A sampling unit that collects a sample introduced into a heating unit of a gas phase component analyzer and vaporizes the sample by being heated in the heating unit,
A sampling rod and a sampling piece;
The sample collection piece includes an undercoat layer that covers and inactivates the surface, and a resin coating layer that covers the surface of the undercoat layer and adsorbs the sample,
A plurality of types of the sample collection pieces having different polarities of the resin forming the resin coating layer are provided, and the sample collection pieces are detachably attached to the tip of the sample collection rod ,
The sampling piece is colored in such a manner that it can be distinguished by an inorganic pigment capable of maintaining its molecular structure when heated by the heating unit for each polarity of the resin forming the resin coating layer. unit.   2. The sampling unit according to claim 1, wherein the sample collection piece is a metal coil, the sample collection rod has a sharp tip, and the metal coil is detachably attached to the tip of the sample collection rod.

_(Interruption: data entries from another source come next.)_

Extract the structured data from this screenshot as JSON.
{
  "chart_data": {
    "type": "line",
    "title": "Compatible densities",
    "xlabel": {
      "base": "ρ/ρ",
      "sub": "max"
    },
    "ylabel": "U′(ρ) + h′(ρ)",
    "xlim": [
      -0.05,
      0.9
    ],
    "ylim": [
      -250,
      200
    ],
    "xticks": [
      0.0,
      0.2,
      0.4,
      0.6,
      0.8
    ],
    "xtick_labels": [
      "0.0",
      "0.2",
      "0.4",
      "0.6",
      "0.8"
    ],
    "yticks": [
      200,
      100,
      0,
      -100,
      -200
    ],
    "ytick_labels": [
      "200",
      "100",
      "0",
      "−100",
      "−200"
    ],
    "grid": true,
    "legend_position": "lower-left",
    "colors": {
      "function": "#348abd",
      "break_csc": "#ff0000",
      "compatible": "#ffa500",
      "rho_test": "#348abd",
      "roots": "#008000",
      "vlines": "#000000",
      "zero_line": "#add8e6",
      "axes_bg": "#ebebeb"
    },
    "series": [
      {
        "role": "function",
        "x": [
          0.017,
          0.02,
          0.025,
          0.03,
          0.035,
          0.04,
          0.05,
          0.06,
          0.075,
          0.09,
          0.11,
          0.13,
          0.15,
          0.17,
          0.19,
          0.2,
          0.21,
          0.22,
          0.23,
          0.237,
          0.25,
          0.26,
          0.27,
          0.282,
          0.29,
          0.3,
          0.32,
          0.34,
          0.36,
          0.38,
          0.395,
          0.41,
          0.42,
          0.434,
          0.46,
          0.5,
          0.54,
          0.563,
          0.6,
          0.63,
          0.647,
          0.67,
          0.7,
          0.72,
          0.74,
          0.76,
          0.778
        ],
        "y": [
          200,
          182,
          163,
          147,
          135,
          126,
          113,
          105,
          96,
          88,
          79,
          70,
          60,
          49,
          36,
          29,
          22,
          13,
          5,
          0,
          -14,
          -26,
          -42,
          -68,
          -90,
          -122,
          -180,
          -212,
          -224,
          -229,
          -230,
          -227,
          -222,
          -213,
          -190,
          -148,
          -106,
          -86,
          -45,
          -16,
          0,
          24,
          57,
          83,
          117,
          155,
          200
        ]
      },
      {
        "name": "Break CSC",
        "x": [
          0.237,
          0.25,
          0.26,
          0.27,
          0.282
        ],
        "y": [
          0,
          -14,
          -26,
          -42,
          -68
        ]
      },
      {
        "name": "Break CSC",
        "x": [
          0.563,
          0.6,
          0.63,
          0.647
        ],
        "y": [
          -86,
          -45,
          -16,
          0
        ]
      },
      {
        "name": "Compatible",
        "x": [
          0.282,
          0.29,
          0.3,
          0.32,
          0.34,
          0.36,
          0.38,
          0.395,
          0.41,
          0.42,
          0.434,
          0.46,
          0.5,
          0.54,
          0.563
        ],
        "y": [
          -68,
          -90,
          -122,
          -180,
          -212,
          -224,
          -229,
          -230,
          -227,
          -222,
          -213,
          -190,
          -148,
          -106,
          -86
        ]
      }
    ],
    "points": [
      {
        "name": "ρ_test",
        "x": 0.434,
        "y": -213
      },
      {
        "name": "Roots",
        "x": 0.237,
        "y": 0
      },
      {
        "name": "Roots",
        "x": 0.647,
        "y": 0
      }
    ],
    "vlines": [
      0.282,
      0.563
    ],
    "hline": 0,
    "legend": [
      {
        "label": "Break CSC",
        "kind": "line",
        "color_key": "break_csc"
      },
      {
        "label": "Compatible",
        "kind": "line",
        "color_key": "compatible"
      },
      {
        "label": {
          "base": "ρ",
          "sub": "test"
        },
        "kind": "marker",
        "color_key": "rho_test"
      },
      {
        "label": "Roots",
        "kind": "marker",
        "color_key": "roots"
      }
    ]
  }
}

A sampling unit characterized by 2. The sampling unit according to claim 1 , wherein the inorganic pigment is one or more pigments selected from the group consisting of ceramic pigments, composite oxide pigments, bengara, basic lead chromate, titanium white, zinc white, and carbon. A sampling unit characterized by being. The sampling unit according to claim 3 , wherein the ceramic pigment is a Co-Cr-Fe pigment, a Co-Mn-Fe pigment, an antimony tin gray, a zircon gray, a Zn-Cr-Fe pigment, or a Zn-Al-Cr pigment. -Fe pigment, Napoli yellow, praseodymium yellow, vanadium tin yellow, vanadium zirconium yellow, Zr-Ti-V-In pigment, chromium titanium yellow, Zr-Si-Cd-S pigment, Zr-Y-V pigment , Peacock, Victoria Green, Chrome Green, Cr pigment, Co-Cr pigment, bitumen, ridge, Co-Zn-Si pigment, Co-Si pigment, vanadium zirconium blue, chrome tin lilac, lilac, chrome tin 1 selected from the group consisting of pink, ceramic red, salmon pink, chrome alumina pink, and fire red Sampling unit which is a more pigments.